Yanubêri, Taumburu e Parauarê

 
 

Egon Schaden em “Mitologia das Tribos Indígenas do Brasil”, conta que segundo a tradição dos índios Mundurucu, o governo da tribo, ligado à guarda e ao uso das flautas sagradas, chamadas “kaduke”, esteve outrora nas mãos das mulheres. Eram elas que habitavam a casa-dos-homens (ekça), e os homens ficavam alojados em uma vasta casa coletiva. E eram os homens que tinham que fazer todo o trabalho, servindo às mulheres: caçavam, cuidavam da roça e até cozinhavam.

 

Esta lenda inicia-se assim:

 

 

Três mulheres, Yanubêri,Taumburu e Parauarê, quando foram buscar lenha à beira de um riacho e ouviram uma música.

 

 Curiosas para descobrirem de onde provinha tão maravilhoso som, aproximaram-se da água, mas só avistaram peixes jejus. Entretanto, três deles foram presenteá-las com as flautas chamadas de “kaduke”. As jovens as experimentaram e passaram a tocá-las escondido, na mata, achando aquele som divino.

 

As três mulheres passaram a se devotar exclusivamente às flautas e abandonaram seus maridos e o serviço doméstico para tocá-las. Os homens ficaram muito desconfiados e Marimarebê, irmão de Yanubêri, as seguiu e descobriu seu segredo, embora não tenha chegado a ver as flautas. Ele contou aos outros homens.

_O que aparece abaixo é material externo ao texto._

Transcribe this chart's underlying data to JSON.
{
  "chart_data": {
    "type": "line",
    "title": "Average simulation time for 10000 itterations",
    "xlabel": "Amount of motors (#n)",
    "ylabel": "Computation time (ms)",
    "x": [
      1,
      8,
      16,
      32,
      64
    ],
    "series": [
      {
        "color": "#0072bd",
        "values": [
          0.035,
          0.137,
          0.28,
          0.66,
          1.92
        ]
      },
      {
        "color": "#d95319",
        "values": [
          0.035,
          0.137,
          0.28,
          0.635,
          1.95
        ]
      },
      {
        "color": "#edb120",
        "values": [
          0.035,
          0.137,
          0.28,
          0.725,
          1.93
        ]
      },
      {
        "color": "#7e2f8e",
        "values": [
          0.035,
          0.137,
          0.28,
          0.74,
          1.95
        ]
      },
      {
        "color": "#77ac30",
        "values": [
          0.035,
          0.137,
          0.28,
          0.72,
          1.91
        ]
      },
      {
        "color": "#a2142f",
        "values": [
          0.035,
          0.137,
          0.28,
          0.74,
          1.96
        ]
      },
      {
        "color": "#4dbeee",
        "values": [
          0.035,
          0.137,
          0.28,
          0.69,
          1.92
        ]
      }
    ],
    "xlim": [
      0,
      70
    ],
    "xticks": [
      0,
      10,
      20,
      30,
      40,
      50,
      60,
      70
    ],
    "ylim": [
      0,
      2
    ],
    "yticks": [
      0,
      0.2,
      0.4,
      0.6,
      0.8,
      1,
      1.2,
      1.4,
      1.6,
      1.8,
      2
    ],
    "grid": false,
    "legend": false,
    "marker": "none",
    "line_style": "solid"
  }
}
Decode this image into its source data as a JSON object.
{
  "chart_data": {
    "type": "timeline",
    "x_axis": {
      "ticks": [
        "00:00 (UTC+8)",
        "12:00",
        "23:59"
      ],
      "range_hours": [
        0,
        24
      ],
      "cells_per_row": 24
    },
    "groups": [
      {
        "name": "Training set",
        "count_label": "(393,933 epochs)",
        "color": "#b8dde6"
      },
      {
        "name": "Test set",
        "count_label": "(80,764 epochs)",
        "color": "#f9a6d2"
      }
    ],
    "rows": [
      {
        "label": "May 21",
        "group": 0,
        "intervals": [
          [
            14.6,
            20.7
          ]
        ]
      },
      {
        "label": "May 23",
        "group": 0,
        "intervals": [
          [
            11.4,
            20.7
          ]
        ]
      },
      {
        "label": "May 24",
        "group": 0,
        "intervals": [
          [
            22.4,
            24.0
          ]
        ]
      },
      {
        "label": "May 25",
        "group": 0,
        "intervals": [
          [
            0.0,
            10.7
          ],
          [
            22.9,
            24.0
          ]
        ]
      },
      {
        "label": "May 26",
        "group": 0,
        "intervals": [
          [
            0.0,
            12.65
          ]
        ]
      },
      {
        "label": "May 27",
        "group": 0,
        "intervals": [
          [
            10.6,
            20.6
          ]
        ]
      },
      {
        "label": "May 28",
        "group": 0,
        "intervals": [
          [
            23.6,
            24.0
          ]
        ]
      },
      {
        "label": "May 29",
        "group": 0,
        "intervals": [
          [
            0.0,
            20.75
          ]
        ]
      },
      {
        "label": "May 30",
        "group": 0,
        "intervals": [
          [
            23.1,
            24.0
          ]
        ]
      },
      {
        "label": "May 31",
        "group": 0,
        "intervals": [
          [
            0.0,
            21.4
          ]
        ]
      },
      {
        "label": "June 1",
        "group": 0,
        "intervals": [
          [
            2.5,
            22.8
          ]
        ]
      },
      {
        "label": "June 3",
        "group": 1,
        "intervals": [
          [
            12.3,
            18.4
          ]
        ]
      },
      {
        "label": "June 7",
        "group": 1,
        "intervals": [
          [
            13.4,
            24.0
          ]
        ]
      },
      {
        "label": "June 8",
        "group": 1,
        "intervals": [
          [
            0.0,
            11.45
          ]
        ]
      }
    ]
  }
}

Quando as mulheres voltaram, Marimarebê lhes indagou se elas tinham instrumentos musicais na floresta, e elas confirmaram. Então ele lhes disse que elas deveriam tocar os instrumentos em casa e não na floresta. As três mulheres concordaram.

 

Entretanto, como possuidoras das flautas, as mulheres já tinham ganhado ascendência sobre os homens: eles é que apanhavam lenha e buscavam água, e também tinham de fazer beijus.

 

Mas um dia, Marimarebê e Mariburubê, depois de deliberarem com outros homens, resolveram apoderar-se das flautas sagradas, símbolo da autoridade feminina, pois, justificaram, eram eles e não as mulheres que caçavam. Foi-lhes fácil conseguir tal intento, pois eram irmãos menores de Yanubêri, a sacerdotisa-chefe das festas das flautas sagradas. De posse das flautas sagradas, que passaram a ser tabu para o elemento feminino, os homens adquiriram o poder político, passando a ocupar a “ekça”, a construção central e principal da aldeia, em lugar das mulheres.

 

Entretanto, a “sociedade das mulheres”, não foi desfeita, mas perdeu sua importância política e as flautas passaram a ser tabu para mulheres e crianças, já que estas, enquanto não iniciadas e retiradas do convívio das mulheres, poderiam revelar os segredos.

 

Fica claro então, que a Casa dos Homens reflete, portanto, um período de transição, em que o matriarcado, o governo regido pelas mulheres ou ginecocracia existiu e acabou sendo substituído pelo patriarcado.

 

Em resumo, observamos a seguinte relação:

1-     O Poder era antigamente das mulheres.

2-     Os homens revoltaram-se com isto.

3-     Dois herói encabeçam a reação dos homens.

4-     O Poder passou para os homens.

5-     As mulheres ficam relegadas a um estado de inferioridade que reflete uma verdadeira vingança.

Quanto mais estudo e pesquiso sobre os índios, mais me encanto e me surpreendo. Acho que o que ocorre hoje é a falta de informação. Nossos índios não são, nem nunca foram os tolos e ignorantes que os colonizadores pregavam. Muito pelo contrário, pesquisas recentes revelam que eles  possuíram uma organização social muito mais complexa do que se poderia imaginar. Ainda há muito a descobrir, mas não já não há dúvidas de que os índios têm um passado e uma cultura tão grandiosos como os de qualquer outra etnia. Pergunto eu: então porque tanto descaso com o nosso indígena? Estamos acostumados a ver desvalorizado o que é nosso? Talvez esteja faltando um pouco de patriotismo e de amor a terra onde nascemos. Entretanto, sempre há tempo para revertermos este quadro.

 

 

NOSSO ÍNDIO, SÓ QUER SER ÍNDIO. 

 

 

A nós cabe reconhecer que eles não são só remanescentes de um passado distante e sim um povo com direito a ter sua identidade étnica e cultural. Conhecer e ensinar sua história é a única maneira de garantir a sobrevivência desses brasileiros que têm hoje sua última chance sobre a Terra.